Esther's Notebooks: Tales from my ten-year-old life

Esther's Notebooks: Tales from my ten-year-old life

2016 • 56 pages

Ratings1

Average rating4

15

Celebrated acquiring my fourth - FOURTH (!) - library card by checking this out. I'm also, like many people, still waiting for an English-language publisher to publish vols 5 and 6 of Sattouf's masterful Arab of the Future series. WHERE IS IT?!

Anyway, this book centers on a young Parisian middle schooler, Esther. We follow her when she's 10, 11 and 12 years old, from 2015-2018 (I think). These are comic strips that have appeared (weekly?) in a French newspaper, and that Sattouf creates after regularly interviewing his friend's daughter, the titular Esther.

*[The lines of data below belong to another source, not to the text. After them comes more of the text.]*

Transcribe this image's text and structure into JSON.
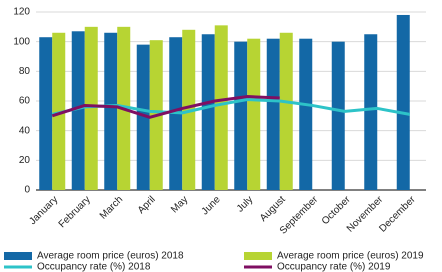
{
  "chart_data": {
    "type": "bar",
    "categories": [
      "January",
      "February",
      "March",
      "April",
      "May",
      "June",
      "July",
      "August",
      "September",
      "October",
      "November",
      "December"
    ],
    "series": [
      {
        "name": "Average room price (euros) 2018",
        "type": "bar",
        "color": "#1368a6",
        "values": [
          103,
          107,
          106,
          98,
          103,
          105,
          100,
          102,
          102,
          100,
          105,
          118
        ]
      },
      {
        "name": "Average room price (euros) 2019",
        "type": "bar",
        "color": "#b7d433",
        "values": [
          106,
          110,
          110,
          101,
          108,
          111,
          102,
          106,
          null,
          null,
          null,
          null
        ]
      },
      {
        "name": "Occupancy rate (%) 2018",
        "type": "line",
        "color": "#2dc3c8",
        "values": [
          51,
          56,
          57,
          53,
          52,
          57,
          61,
          60,
          57,
          53,
          55,
          51
        ]
      },
      {
        "name": "Occupancy rate (%) 2019",
        "type": "line",
        "color": "#7f0f62",
        "values": [
          50,
          57,
          56,
          49,
          55,
          60,
          63,
          62,
          null,
          null,
          null,
          null
        ]
      }
    ],
    "ylim": [
      0,
      120
    ],
    "yticks": [
      0,
      20,
      40,
      60,
      80,
      100,
      120
    ],
    "grid": true
  }
}
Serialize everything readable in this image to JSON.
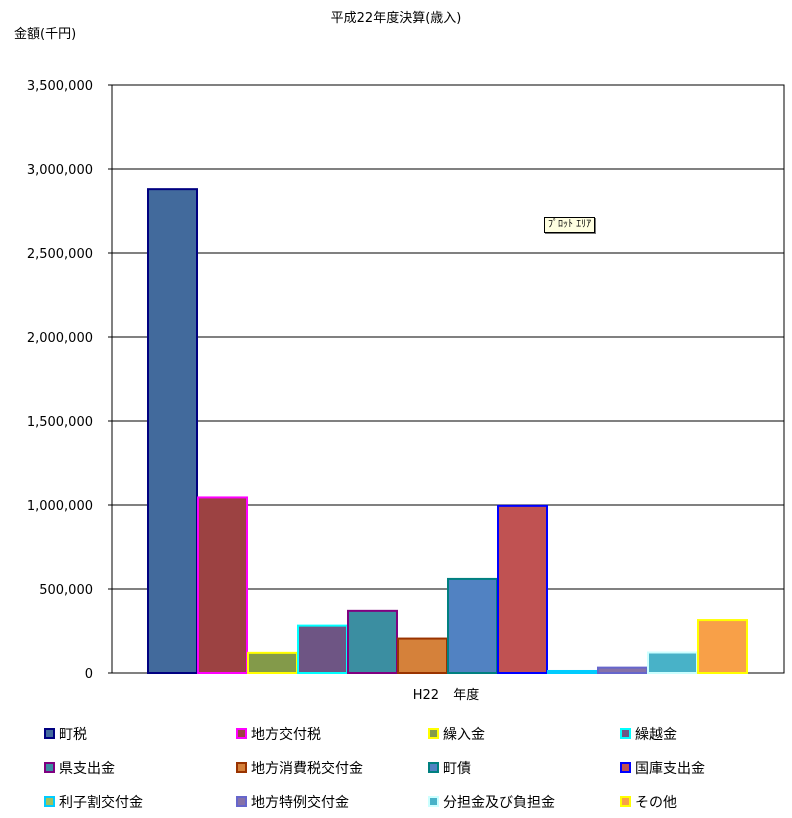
{
  "chart_data": {
    "type": "bar",
    "title": "平成22年度決算(歳入)",
    "ylabel": "金額(千円)",
    "xlabel": "年度",
    "categories": [
      "H22"
    ],
    "ylim": [
      0,
      3500000
    ],
    "yticks": [
      0,
      500000,
      1000000,
      1500000,
      2000000,
      2500000,
      3000000,
      3500000
    ],
    "ytick_labels": [
      "0",
      "500,000",
      "1,000,000",
      "1,500,000",
      "2,000,000",
      "2,500,000",
      "3,000,000",
      "3,500,000"
    ],
    "grid": true,
    "legend_position": "bottom",
    "series": [
      {
        "name": "町税",
        "values": [
          2880000
        ],
        "fill": "#426a9c",
        "border": "#000080"
      },
      {
        "name": "地方交付税",
        "values": [
          1045000
        ],
        "fill": "#9c4242",
        "border": "#ff00ff"
      },
      {
        "name": "繰入金",
        "values": [
          120000
        ],
        "fill": "#839a4a",
        "border": "#ffff00"
      },
      {
        "name": "繰越金",
        "values": [
          282000
        ],
        "fill": "#6e5584",
        "border": "#00ffff"
      },
      {
        "name": "県支出金",
        "values": [
          370000
        ],
        "fill": "#3b8ea1",
        "border": "#800080"
      },
      {
        "name": "地方消費税交付金",
        "values": [
          205000
        ],
        "fill": "#d5813a",
        "border": "#993300"
      },
      {
        "name": "町債",
        "values": [
          560000
        ],
        "fill": "#5182c2",
        "border": "#008080"
      },
      {
        "name": "国庫支出金",
        "values": [
          995000
        ],
        "fill": "#c05252",
        "border": "#0000ff"
      },
      {
        "name": "利子割交付金",
        "values": [
          12000
        ],
        "fill": "#a0c060",
        "border": "#00ccff"
      },
      {
        "name": "地方特例交付金",
        "values": [
          32000
        ],
        "fill": "#8672a8",
        "border": "#6666cc"
      },
      {
        "name": "分担金及び負担金",
        "values": [
          122000
        ],
        "fill": "#48b2c8",
        "border": "#ccffff"
      },
      {
        "name": "その他",
        "values": [
          315000
        ],
        "fill": "#f8a048",
        "border": "#ffff00"
      }
    ]
  },
  "tooltip": "ﾌﾟﾛｯﾄ ｴﾘｱ"
}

I love Sattouf's work. It's brutal but also... humane? Esther is kind of awful and wonderful. She's imaginative, materialistic, already pre-addicted to an iPhone (she LONGS for one in almost every page), feminist, chauvinist, a bully, homophobic, caring, conscientious, and everything. I definitely saw myself in her. She's innocent, trying to fit into a world - including all its broken parts (the homophobia, eeesh, can these kids chill out about gay people) - and trying to figure out herself in it. As she grows, we see her confidence grow. I LOVED her moments of courage and imagination, when she's like “sorry but fuck that” lol. Sattouf sometimes centralizes the casual cruelty of children (Arab of the Future had a LOT of that), and tbh middle school cruelty is the last thing I want to revisit, but I also appreciated how steady-eyed and non-judgmental and... resilient? He also portrays things? Like, life is definitely suffering - but it's also very funny and there are moments of sweetness.